Google says security should be so normal you don’t see it. But bad security should be in your face.
Google is phasing out the green lock icon and “Secure” label next to URLs on Chrome — emphasizing that safe websites should be the norm.
Right now, all HTTPS websites show that lock and label if you’re visiting the page on Google’s Chrome browser — telling you that you’re visiting a. Google’s goal is to make sure 100 percent of the internet is HTTPS, and it’s getting pretty close.

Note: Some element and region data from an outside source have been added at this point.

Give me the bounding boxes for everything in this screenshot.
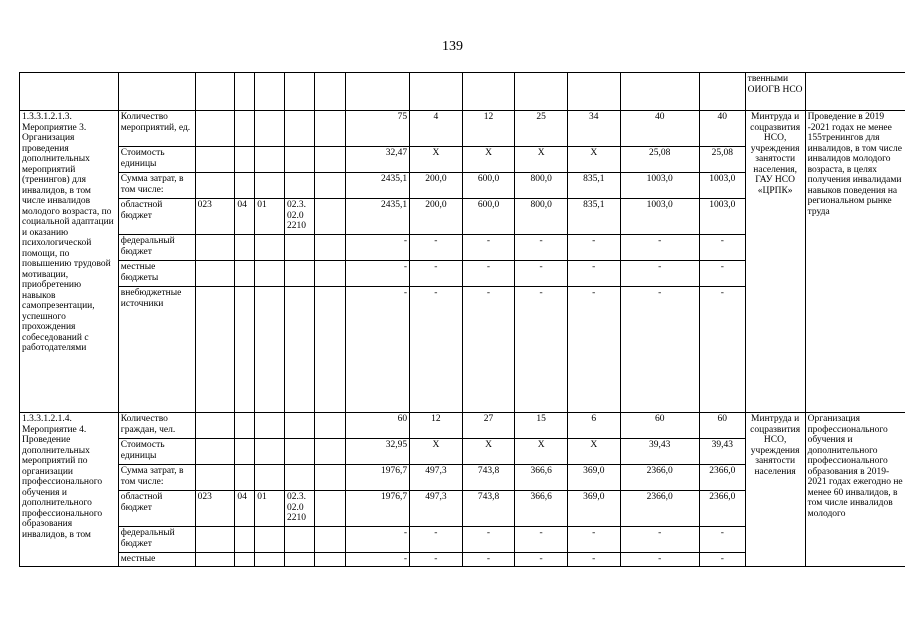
table-row — [20, 73, 905, 111]
cell — [699, 73, 745, 111]
grbs-cell — [195, 527, 235, 553]
value-cell: - — [515, 287, 568, 413]
value-cell: 743,8 — [462, 465, 515, 491]
csr-cell — [285, 527, 315, 553]
rz-cell — [235, 111, 255, 147]
rz-cell — [235, 439, 255, 465]
row-label: местные — [118, 553, 195, 567]
result-cell: Организация профессионального обучения и дополнительного профессионального образования в 2019-2021 годах ежегодно не менее 60 инвалидов, в том числе инвалидов молодого — [805, 413, 905, 567]
rz-cell — [235, 527, 255, 553]
value-cell: 1003,0 — [620, 199, 699, 235]
row-label: федеральный бюджет — [118, 235, 195, 261]
vr-cell — [314, 261, 345, 287]
value-cell: 2366,0 — [699, 465, 745, 491]
pr-cell — [255, 553, 285, 567]
value-cell: - — [620, 527, 699, 553]
value-cell: 6 — [567, 413, 620, 439]
value-cell: 366,6 — [515, 491, 568, 527]
row-label: областной бюджет — [118, 199, 195, 235]
table-row — [20, 111, 905, 147]
value-cell: - — [410, 527, 463, 553]
rz-cell: 04 — [235, 199, 255, 235]
value-cell: 60 — [345, 413, 410, 439]
value-cell: - — [462, 553, 515, 567]
measure-title-cell: 1.3.3.1.2.1.3. Мероприятие 3. Организация проведения дополнительных мероприятий (тренингов) для инвалидов, в том числе инвалидов молодого возраста, по социальной адаптации и оказанию психологической помощи, по повышению трудовой мотивации, приобретению навыков самопрезентации, успешного прохождения собеседований с работодателями — [20, 111, 119, 413]
rz-cell — [235, 147, 255, 173]
rz-cell — [235, 173, 255, 199]
cell — [462, 73, 515, 111]
pr-cell: 01 — [255, 199, 285, 235]
value-cell: 15 — [515, 413, 568, 439]
cell — [515, 73, 568, 111]
cell — [805, 73, 905, 111]
value-cell: - — [567, 261, 620, 287]
cell — [235, 73, 255, 111]
grbs-cell: 023 — [195, 199, 235, 235]
value-cell: - — [462, 527, 515, 553]
row-label: внебюджетные источники — [118, 287, 195, 413]
rz-cell: 04 — [235, 491, 255, 527]
grbs-cell — [195, 465, 235, 491]
value-cell: 2366,0 — [699, 491, 745, 527]
value-cell: 200,0 — [410, 199, 463, 235]
value-cell: - — [567, 553, 620, 567]
page-number: 139 — [442, 39, 463, 54]
pr-cell — [255, 527, 285, 553]
value-cell: 200,0 — [410, 173, 463, 199]
value-cell: - — [620, 261, 699, 287]
grbs-cell — [195, 147, 235, 173]
value-cell: Х — [567, 147, 620, 173]
pr-cell — [255, 147, 285, 173]
grbs-cell — [195, 413, 235, 439]
value-cell: 800,0 — [515, 173, 568, 199]
pr-cell — [255, 413, 285, 439]
grbs-cell — [195, 287, 235, 413]
grbs-cell: 023 — [195, 491, 235, 527]
value-cell: 743,8 — [462, 491, 515, 527]
value-cell: - — [699, 527, 745, 553]
value-cell: 34 — [567, 111, 620, 147]
value-cell: - — [410, 261, 463, 287]
cell — [285, 73, 315, 111]
cell — [567, 73, 620, 111]
pr-cell — [255, 465, 285, 491]
value-cell: 32,95 — [345, 439, 410, 465]
value-cell: - — [462, 261, 515, 287]
value-cell: 1003,0 — [699, 199, 745, 235]
value-cell: 1976,7 — [345, 465, 410, 491]
csr-cell — [285, 147, 315, 173]
vr-cell — [314, 287, 345, 413]
vr-cell — [314, 553, 345, 567]
csr-cell — [285, 173, 315, 199]
cell — [255, 73, 285, 111]
value-cell: 600,0 — [462, 199, 515, 235]
rz-cell — [235, 235, 255, 261]
vr-cell — [314, 111, 345, 147]
value-cell: - — [699, 261, 745, 287]
csr-cell — [285, 235, 315, 261]
value-cell: 497,3 — [410, 491, 463, 527]
value-cell: - — [699, 235, 745, 261]
value-cell: - — [462, 287, 515, 413]
pr-cell — [255, 235, 285, 261]
value-cell: 60 — [699, 413, 745, 439]
value-cell: - — [410, 287, 463, 413]
grbs-cell — [195, 235, 235, 261]
value-cell: 60 — [620, 413, 699, 439]
value-cell: 40 — [699, 111, 745, 147]
result-cell: Проведение в 2019 -2021 годах не менее 155тренингов для инвалидов, в том числе инвалидов молодого возраста, в целях получения инвалидами навыков поведения на региональном рынке труда — [805, 111, 905, 413]
value-cell: 369,0 — [567, 465, 620, 491]
table-row — [20, 413, 905, 439]
value-cell: - — [345, 553, 410, 567]
value-cell: Х — [515, 147, 568, 173]
value-cell: - — [567, 527, 620, 553]
value-cell: - — [462, 235, 515, 261]
row-label: Стоимость единицы — [118, 439, 195, 465]
value-cell: 12 — [410, 413, 463, 439]
value-cell: - — [699, 553, 745, 567]
value-cell: 835,1 — [567, 173, 620, 199]
row-label: Сумма затрат, в том числе: — [118, 465, 195, 491]
value-cell: 2366,0 — [620, 491, 699, 527]
value-cell: 32,47 — [345, 147, 410, 173]
cell — [118, 73, 195, 111]
pr-cell — [255, 261, 285, 287]
value-cell: 2366,0 — [620, 465, 699, 491]
value-cell: Х — [410, 439, 463, 465]
value-cell: 25,08 — [620, 147, 699, 173]
table-body — [20, 73, 905, 567]
rz-cell — [235, 261, 255, 287]
value-cell: 4 — [410, 111, 463, 147]
vr-cell — [314, 413, 345, 439]
vr-cell — [314, 235, 345, 261]
rz-cell — [235, 465, 255, 491]
grbs-cell — [195, 173, 235, 199]
value-cell: 600,0 — [462, 173, 515, 199]
csr-cell — [285, 465, 315, 491]
value-cell: 2435,1 — [345, 173, 410, 199]
csr-cell: 02.3. 02.0 2210 — [285, 491, 315, 527]
vr-cell — [314, 527, 345, 553]
value-cell: - — [345, 287, 410, 413]
pr-cell — [255, 173, 285, 199]
cell — [345, 73, 410, 111]
csr-cell — [285, 111, 315, 147]
value-cell: Х — [567, 439, 620, 465]
value-cell: - — [410, 553, 463, 567]
value-cell: 75 — [345, 111, 410, 147]
value-cell: - — [515, 527, 568, 553]
vr-cell — [314, 173, 345, 199]
vr-cell — [314, 147, 345, 173]
value-cell: 800,0 — [515, 199, 568, 235]
value-cell: 369,0 — [567, 491, 620, 527]
row-label: Стоимость единицы — [118, 147, 195, 173]
value-cell: - — [567, 235, 620, 261]
csr-cell — [285, 261, 315, 287]
pr-cell — [255, 287, 285, 413]
budget-table — [19, 72, 905, 567]
csr-cell — [285, 413, 315, 439]
value-cell: - — [345, 527, 410, 553]
value-cell: 366,6 — [515, 465, 568, 491]
measure-title-cell: 1.3.3.1.2.1.4. Мероприятие 4. Проведение дополнительных мероприятий по организации профессионального обучения и дополнительного профессионального образования инвалидов, в том — [20, 413, 119, 567]
csr-cell: 02.3. 02.0 2210 — [285, 199, 315, 235]
value-cell: 1003,0 — [620, 173, 699, 199]
row-label: Количество мероприятий, ед. — [118, 111, 195, 147]
value-cell: - — [620, 287, 699, 413]
value-cell: 39,43 — [620, 439, 699, 465]
row-label: областной бюджет — [118, 491, 195, 527]
value-cell: 835,1 — [567, 199, 620, 235]
executor-cell: Минтруда и соцразвития НСО, учреждения занятости населения, ГАУ НСО «ЦРПК» — [745, 111, 805, 413]
row-label: местные бюджеты — [118, 261, 195, 287]
value-cell: - — [345, 235, 410, 261]
cell — [314, 73, 345, 111]
rz-cell — [235, 553, 255, 567]
executor-cell: твенными ОИОГВ НСО — [745, 73, 805, 111]
cell — [195, 73, 235, 111]
pr-cell — [255, 439, 285, 465]
value-cell: 40 — [620, 111, 699, 147]
row-label: федеральный бюджет — [118, 527, 195, 553]
cell — [620, 73, 699, 111]
cell — [410, 73, 463, 111]
value-cell: Х — [462, 439, 515, 465]
value-cell: Х — [410, 147, 463, 173]
value-cell: 1976,7 — [345, 491, 410, 527]
cell — [20, 73, 119, 111]
value-cell: - — [515, 235, 568, 261]
csr-cell — [285, 439, 315, 465]
value-cell: Х — [462, 147, 515, 173]
value-cell: - — [515, 261, 568, 287]
vr-cell — [314, 465, 345, 491]
grbs-cell — [195, 553, 235, 567]
rz-cell — [235, 287, 255, 413]
pr-cell: 01 — [255, 491, 285, 527]
value-cell: 25,08 — [699, 147, 745, 173]
row-label: Сумма затрат, в том числе: — [118, 173, 195, 199]
executor-cell: Минтруда и соцразвития НСО, учреждения занятости населения — [745, 413, 805, 567]
value-cell: Х — [515, 439, 568, 465]
grbs-cell — [195, 439, 235, 465]
grbs-cell — [195, 111, 235, 147]
value-cell: 39,43 — [699, 439, 745, 465]
grbs-cell — [195, 261, 235, 287]
value-cell: - — [345, 261, 410, 287]
value-cell: - — [620, 235, 699, 261]
csr-cell — [285, 553, 315, 567]
pr-cell — [255, 111, 285, 147]
value-cell: - — [620, 553, 699, 567]
value-cell: 25 — [515, 111, 568, 147]
vr-cell — [314, 439, 345, 465]
vr-cell — [314, 491, 345, 527]
value-cell: - — [410, 235, 463, 261]
value-cell: - — [699, 287, 745, 413]
value-cell: 497,3 — [410, 465, 463, 491]
value-cell: 12 — [462, 111, 515, 147]
vr-cell — [314, 199, 345, 235]
csr-cell — [285, 287, 315, 413]
value-cell: 1003,0 — [699, 173, 745, 199]
value-cell: 27 — [462, 413, 515, 439]
value-cell: - — [515, 553, 568, 567]
row-label: Количество граждан, чел. — [118, 413, 195, 439]
value-cell: - — [567, 287, 620, 413]
value-cell: 2435,1 — [345, 199, 410, 235]
rz-cell — [235, 413, 255, 439]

In May 2018, 83 percent of websites visited by people browsing on Chrome using Windows were HTTPS pages. It’s gotten to the point for Google where you’re much more likely to visit an HTTPS page on Chrome than a nonsecure page.
With that mindset, if something is the norm, you don’t really need a label telling you that everything is normal. So Google is choosing to get rid of the “Secure” label with Chrome 69 in September and will eventually stop displaying the lock, too.
“Since we’ll soon start marking all HTTP pages as ‘not secure,’ we’ll step towards removing Chrome’s positive security indicators so that the default unmarked state is secure,” Emily Schechter, a Chrome security product manager, said in a blog post Thursday.
Instead, Google will choose to make a bigger deal out of people visiting non-HTTPS websites, with a red warning icon and a “Not secure” label in the URL bar. That’ll start showing this October.
Google earlier this year announced plans to show “Not secure” for all non-HTTPS websites starting in July.